Due miliardi di persone vivono in Paesi dove non ci sono strutture per un trattamento sostenibile della plastica, che quindi viene bruciata, finisce in discarica, negli ecosistemi e infine - al ritmo di un camion al minuto - negli oceani, dove uccide 100mila animali ogni anno. Solo il 9% viene effettivamente riciclato. Se non verrà messo un freno, il trend attuale porta a raddoppiare la produzione nei prossimi vent’anni.

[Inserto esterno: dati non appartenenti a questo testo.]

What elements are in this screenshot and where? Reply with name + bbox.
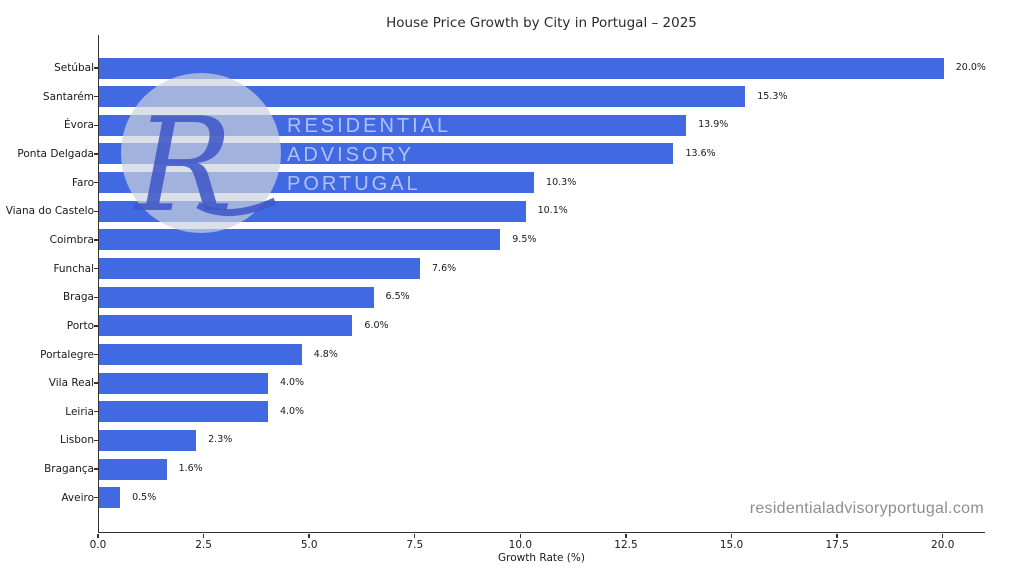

Già oggi si trovano tracce di plastica in ogni ambiente terrestre: Artico, Antartide, cima dell’Everest, Fossa delle Marianne, i nostri corpi: una ricerca dell’australiana University of Newcastle ha stimato che un essere umano ingerisce in media 5 grammi di plastica ogni settimana. Sono i numeri di una catastrofe che «ha superato la capacità della nostra società di gestirla», come scritto in un rapporto ONU del 2020. Non è solo un problema ambientale: l’ONU stima che l’inquinamento da plastica costi tra i 6 e i 19 miliardi di dollari globalmente, con gli impatti più gravi su turismo e pesca.

Un lungo processo

Un nuovo accordo multilaterale proverà ad arginare questa marea, anche se i tempi saranno lunghi. Quella che si riunisce a Nairobi è la quinta sessione dell’Assemblea ambientale delle Nazioni Unite: tra oggi e il 2 marzo si dovrà costruire la cornice del negoziato, poi potrebbero volerci fino a due anni per arrivare a un risultato condiviso e vincolante. La buona notizia è che Paesi finora ostili a un accordo internazionale sulla plastica, come la Cina (che ne produce il 30%) e gli Stati Uniti (che ha il tasso pro capite di rifiuti in plastica più alto) hanno accettato di sedersi a negoziare per arrivare a una soluzione multilaterale. Anche un’alleanza di grandi aziende utilizzatrici (tra queste ci sono Unilever, Coca Cola, Pepsi, Nestlé, Starbucks) ha invocato pubblicamente un trattato, lo stesso hanno fatto le associazioni internazionali dei produttori. È una novità politica decisiva: nessuno nega più l’urgenza e tutti gli attori sono in linea, quindi un «accordo di Parigi sulla plastica» arriverà. Il dibattito è su quale sarà il tipo di visione a passare.

Le alternative

Sul tavolo della diplomazia ambientale a Nairobi ci sono due bozze con visioni molto diverse del problema. Quella più ambiziosa è stata presentata da Ruanda e Perù, è appoggiata dall’Unione europea e dalle grandi organizzazioni ambientaliste e copre tutto il ciclo di vita del materiale. Quella più conservatrice, proposta dal Giappone, si focalizza invece sul suo fine vita, sui rifiuti e sulla protezione degli oceani. Le due alternative prevedono da un lato una progressiva e vigorosa riduzione della produzione, incluso un bando globale delle plastiche monouso (sul modello di quello in vigore nell’Unione europea), e dall’altro una gestione più efficiente dei rifiuti. Quella più vincolante ridurrebbe la plastica vergine a partire dal 2030 e cambierebbe il volto dell’economia globale, quella più morbida provocherebbe meno scossoni alle catene di approvvigionamento globali ma rischia di essere inefficace contro un disastro ecologico in atto. In entrambi gli scenari, come per la transizione energetica, serviranno ingenti risorse finanziare per aiutare i Paesi più poveri nella riduzione della dipendenza da plastica e del suo impatto. Come storia di successo alla quale ispirarsi, gli ottimisti vanno oltre l’accordo di Parigi - che ha avuto esito e implementazione travagliati - e guardano al Protocollo di Montréal del 1987, che riuscì a imporre regole e limiti rigidi ai produttori di sostanze nocive e a proteggere lo strato di ozono nell’atmosfera. Quel trattato è considerato una storia di successo della diplomazia multilaterale per l’ambiente: servirà lo spirito della lotta al buco nell’ozono per fermare il soffocamento globale da plastica.